La vallée de Sangla est la première région de l'Inde avec des troupeaux de moutons certifiés biologiques. La vallée de montagne isolée est située dans l'Himalaya indien, près de la frontière tibétaine. Il a fallu deux ans de travail acharné à des altitudes allant jusqu'à 5 000 m pour achever le processus de certification. Aujourd'hui, les propriétaires et les éleveurs de moutons sont fiers d'être les premiers en Inde à produire de la nouvelle pure laine de mouton certifiée biologique.
De minuscules points blancs se déplaçant lentement sur l'étendue d'un alpage, c'est tout ce que l'on peut voir de loin à l'œil nu. Ce n'est qu'une fois que vous quittez le chemin de terre et que vous commencez à gravir la pente escarpée de la montagne que vous pouvez distinguer les centaines de moutons avec leurs agneaux et quelques chèvres également. Deux énormes chiens de berger brun rougeâtre surveillent attentivement le troupeau. Les bergers ont le temps de faire infuser du thé sur un petit feu de bois – ils le boivent avec du lait de chèvre frais et du sel.
L'estive de ce troupeau Himalana certifié bio est située au fond de la vallée de la Sangla à environ 4 000 m d'altitude. Il faut quatre heures de marche aux éleveurs pour se rendre au village le plus proche, Chitkul, le dernier avant-poste de la civilisation de ce côté de la frontière. Même si l'air manque d'oxygène à cette altitude, les hommes sont capables de marcher extrêmement vite. Les pâturages d'été les plus reculés sont situés à des altitudes allant jusqu'à 5 000 m, entourés de solitude et des sommets enneigés des chaînes de montagnes himalayennes. Quelque part ici se trouve la frontière avec la Chine et le Tibet et le village indien le plus proche est à au moins une journée de route.
A cette altitude les nuits sont froides même en été mais leur pelage épais garde les moutons au chaud. A partir de la mi-septembre, les troupeaux font un long chemin vers les pâturages d'hiver dans les vallées plus basses et plus chaudes. Avant de commencer leur randonnée dans les montagnes, les moutons sont tondus et le résultat est la laine de l'Himalaya.
Troupeau, bergers et chiens descendent des vallées de haute montagne en empruntant des sentiers muletiers. Ils passent Chitkul, un village aux maisons traditionnelles en bois ornées de belles sculptures.

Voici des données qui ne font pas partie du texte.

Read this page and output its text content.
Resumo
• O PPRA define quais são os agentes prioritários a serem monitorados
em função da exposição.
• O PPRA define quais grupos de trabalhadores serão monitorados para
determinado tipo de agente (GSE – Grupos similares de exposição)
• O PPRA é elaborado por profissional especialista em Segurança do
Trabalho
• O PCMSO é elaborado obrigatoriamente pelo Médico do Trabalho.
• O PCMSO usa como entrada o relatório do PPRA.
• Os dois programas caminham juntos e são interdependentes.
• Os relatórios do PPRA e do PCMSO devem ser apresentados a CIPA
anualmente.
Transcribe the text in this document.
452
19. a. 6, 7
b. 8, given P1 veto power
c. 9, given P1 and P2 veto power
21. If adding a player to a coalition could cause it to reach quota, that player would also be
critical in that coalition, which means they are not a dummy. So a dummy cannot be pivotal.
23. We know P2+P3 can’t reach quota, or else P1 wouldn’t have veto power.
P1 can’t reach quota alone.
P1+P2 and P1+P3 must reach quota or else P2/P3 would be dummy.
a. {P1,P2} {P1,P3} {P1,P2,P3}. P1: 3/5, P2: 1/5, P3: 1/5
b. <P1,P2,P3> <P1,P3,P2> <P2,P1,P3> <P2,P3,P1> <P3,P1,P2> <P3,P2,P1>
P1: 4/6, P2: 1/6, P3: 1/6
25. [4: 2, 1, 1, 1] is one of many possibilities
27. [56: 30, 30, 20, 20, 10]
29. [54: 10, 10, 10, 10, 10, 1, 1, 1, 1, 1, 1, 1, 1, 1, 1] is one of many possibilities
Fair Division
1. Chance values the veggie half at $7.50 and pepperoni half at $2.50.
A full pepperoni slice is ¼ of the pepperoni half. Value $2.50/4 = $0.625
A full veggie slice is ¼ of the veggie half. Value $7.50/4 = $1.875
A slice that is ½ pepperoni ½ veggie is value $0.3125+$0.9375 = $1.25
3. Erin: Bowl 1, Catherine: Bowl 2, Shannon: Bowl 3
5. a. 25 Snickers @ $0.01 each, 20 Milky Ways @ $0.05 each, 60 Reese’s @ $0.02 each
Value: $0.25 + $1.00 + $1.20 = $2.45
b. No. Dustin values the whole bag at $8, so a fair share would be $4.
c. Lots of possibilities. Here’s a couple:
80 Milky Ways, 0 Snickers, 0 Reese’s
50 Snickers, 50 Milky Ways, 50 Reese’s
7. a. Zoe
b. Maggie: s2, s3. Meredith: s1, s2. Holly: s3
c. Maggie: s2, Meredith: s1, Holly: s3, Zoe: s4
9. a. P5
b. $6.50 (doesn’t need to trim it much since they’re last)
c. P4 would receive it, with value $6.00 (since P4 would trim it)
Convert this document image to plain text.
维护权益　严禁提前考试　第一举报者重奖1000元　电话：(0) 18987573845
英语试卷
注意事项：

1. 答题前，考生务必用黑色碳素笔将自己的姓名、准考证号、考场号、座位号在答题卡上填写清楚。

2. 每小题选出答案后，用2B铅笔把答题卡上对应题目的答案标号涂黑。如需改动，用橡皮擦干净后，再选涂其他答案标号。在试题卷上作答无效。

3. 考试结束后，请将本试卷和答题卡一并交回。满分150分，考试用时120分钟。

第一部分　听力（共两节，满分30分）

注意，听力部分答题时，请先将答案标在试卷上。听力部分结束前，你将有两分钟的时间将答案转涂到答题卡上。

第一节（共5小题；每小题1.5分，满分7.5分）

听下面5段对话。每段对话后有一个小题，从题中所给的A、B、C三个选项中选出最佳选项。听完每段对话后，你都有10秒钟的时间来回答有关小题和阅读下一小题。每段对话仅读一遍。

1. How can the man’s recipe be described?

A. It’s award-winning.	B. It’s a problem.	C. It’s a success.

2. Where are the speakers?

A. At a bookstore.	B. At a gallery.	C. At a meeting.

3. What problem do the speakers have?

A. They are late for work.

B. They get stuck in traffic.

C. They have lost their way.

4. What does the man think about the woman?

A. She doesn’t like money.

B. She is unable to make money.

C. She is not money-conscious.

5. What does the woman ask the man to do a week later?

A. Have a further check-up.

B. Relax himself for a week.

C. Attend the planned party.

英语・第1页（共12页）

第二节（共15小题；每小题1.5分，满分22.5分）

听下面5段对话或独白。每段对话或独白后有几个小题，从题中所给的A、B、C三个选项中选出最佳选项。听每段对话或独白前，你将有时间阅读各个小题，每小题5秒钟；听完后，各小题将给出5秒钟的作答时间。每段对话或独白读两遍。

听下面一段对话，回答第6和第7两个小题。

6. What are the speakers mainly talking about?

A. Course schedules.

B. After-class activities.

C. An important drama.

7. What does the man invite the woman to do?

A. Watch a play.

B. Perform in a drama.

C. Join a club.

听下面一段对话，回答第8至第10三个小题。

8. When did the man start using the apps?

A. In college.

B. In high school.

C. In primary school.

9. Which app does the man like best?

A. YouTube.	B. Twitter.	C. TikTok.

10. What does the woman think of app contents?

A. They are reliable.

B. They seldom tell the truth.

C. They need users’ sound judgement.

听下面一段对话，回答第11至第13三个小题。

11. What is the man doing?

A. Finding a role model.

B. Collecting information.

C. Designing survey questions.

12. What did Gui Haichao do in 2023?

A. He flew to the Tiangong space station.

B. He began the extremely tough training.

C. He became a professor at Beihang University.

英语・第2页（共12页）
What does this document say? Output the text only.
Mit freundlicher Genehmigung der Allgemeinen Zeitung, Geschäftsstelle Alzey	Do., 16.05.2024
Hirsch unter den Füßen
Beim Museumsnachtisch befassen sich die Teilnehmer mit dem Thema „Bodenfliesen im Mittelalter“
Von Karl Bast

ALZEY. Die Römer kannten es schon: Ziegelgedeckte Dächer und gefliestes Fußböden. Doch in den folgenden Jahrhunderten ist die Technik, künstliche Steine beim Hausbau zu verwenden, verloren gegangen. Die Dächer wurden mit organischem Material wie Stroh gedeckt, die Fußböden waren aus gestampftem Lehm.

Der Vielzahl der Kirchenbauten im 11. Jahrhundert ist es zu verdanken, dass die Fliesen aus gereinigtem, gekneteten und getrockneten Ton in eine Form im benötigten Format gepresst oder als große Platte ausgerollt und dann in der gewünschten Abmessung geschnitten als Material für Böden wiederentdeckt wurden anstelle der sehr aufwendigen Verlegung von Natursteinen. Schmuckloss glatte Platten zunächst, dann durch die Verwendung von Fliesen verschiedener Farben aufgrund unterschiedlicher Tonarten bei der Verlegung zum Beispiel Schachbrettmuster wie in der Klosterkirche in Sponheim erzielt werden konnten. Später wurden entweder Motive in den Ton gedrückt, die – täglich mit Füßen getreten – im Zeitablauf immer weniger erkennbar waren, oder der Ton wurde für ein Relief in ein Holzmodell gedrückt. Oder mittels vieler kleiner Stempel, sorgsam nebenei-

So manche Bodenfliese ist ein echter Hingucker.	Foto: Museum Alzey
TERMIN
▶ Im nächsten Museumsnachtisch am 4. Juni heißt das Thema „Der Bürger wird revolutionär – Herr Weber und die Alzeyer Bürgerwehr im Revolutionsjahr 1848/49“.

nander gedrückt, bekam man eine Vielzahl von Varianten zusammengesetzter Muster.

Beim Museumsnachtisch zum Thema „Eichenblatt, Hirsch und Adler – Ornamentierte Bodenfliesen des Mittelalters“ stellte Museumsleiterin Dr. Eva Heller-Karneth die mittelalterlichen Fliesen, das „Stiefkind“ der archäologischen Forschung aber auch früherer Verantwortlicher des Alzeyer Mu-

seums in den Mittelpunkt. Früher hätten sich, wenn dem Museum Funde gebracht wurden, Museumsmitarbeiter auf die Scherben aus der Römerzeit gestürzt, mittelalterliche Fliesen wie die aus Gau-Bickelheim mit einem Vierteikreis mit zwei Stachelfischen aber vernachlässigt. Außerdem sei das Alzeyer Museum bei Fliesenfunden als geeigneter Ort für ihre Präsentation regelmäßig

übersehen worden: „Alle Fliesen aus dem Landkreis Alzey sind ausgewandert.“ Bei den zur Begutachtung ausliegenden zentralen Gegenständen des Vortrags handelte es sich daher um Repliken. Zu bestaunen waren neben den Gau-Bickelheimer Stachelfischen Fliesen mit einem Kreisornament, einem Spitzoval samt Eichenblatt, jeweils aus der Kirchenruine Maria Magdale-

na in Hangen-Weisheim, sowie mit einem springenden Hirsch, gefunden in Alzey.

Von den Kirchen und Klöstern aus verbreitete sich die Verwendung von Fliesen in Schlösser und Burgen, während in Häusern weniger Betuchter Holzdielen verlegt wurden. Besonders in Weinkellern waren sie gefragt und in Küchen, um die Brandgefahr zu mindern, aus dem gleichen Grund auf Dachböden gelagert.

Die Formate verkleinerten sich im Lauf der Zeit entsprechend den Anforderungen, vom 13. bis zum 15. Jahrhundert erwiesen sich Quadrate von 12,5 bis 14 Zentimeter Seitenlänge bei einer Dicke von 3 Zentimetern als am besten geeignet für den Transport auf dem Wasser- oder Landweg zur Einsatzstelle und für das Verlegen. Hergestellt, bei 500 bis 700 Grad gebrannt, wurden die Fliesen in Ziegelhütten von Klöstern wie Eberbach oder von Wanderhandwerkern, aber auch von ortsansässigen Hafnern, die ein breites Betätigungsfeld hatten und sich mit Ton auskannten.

Des drapeaux bouddhistes flottent devant le temple aux colonnes de bois, enlacées par des dragons à longue queue. Le Tibet est proche. Maintenant, début septembre, les villageois rentrent le foin qui nourrira les vaches pendant l'hiver. Chitkul sera enneigé pendant plusieurs mois et parfois totalement coupé du reste du monde.
Au fur et à mesure que les troupeaux se rapprochent de l'extrémité inférieure de la vallée de la Sangla, le paysage change : à l'abri du pire du froid et de l'excès de pluie par de hautes montagnes et des parois rocheuses escarpées, les abricotiers et les amandiers poussent. Le climat changeant fait fleurir les pommiers à 3000 m d'altitude. Outre l'élevage de moutons, les vergers sont la principale source de revenus des agriculteurs de la vallée.
L'économie des communautés de Sangla n'a repris que depuis que la vallée est devenue accessible par la route. Imaginez une voie unique, une piste défoncée, avec des virages en épingle à cheveux, parfois soufflée dans la paroi rocheuse verticale ou s'effondrant sur les bords, trop étroite pour que deux voitures se croisent, sauf à des aires de stationnement spéciales. C'est maintenant à trois heures de route de Peo, la capitale du district, où les agriculteurs vendent des produits comme des fruits et des pois et où ils apportent de la laine pour la transformation. Et bien sûr, tous les biens essentiels nécessaires dans la vallée, de l'huile de cuisson aux matériaux de construction comme le ciment ou les briques, doivent tous être transportés sur cette route traîtreusement étroite qui ne laisse souvent pas plus d'une largeur de main entre les pneus et l'abîme.
Pour se rendre dans les plaines, à quelque 350 km au sud, il faut au moins deux jours de voiture - le long de routes sinueuses sans fin et à travers des dizaines de cols de montagne. Les moutons Himalana, les bergers et leurs chiens parcourent la même distance pour se rendre aux pâturages d'hiver alloués. Il faut en moyenne huit semaines pour effectuer le trajet depuis les pâturages d'été de la vallée de Sangla jusqu'aux pâturages d'hiver de basse altitude à Nahan. Jusqu'à fin avril, les moutons resteront sur les pâturages dans les forêts ouvertes gérées par le gouvernement. Après une nouvelle embardée, ils repartiront et ce sera en juin qu'ils atteindront les alpages du toit du monde.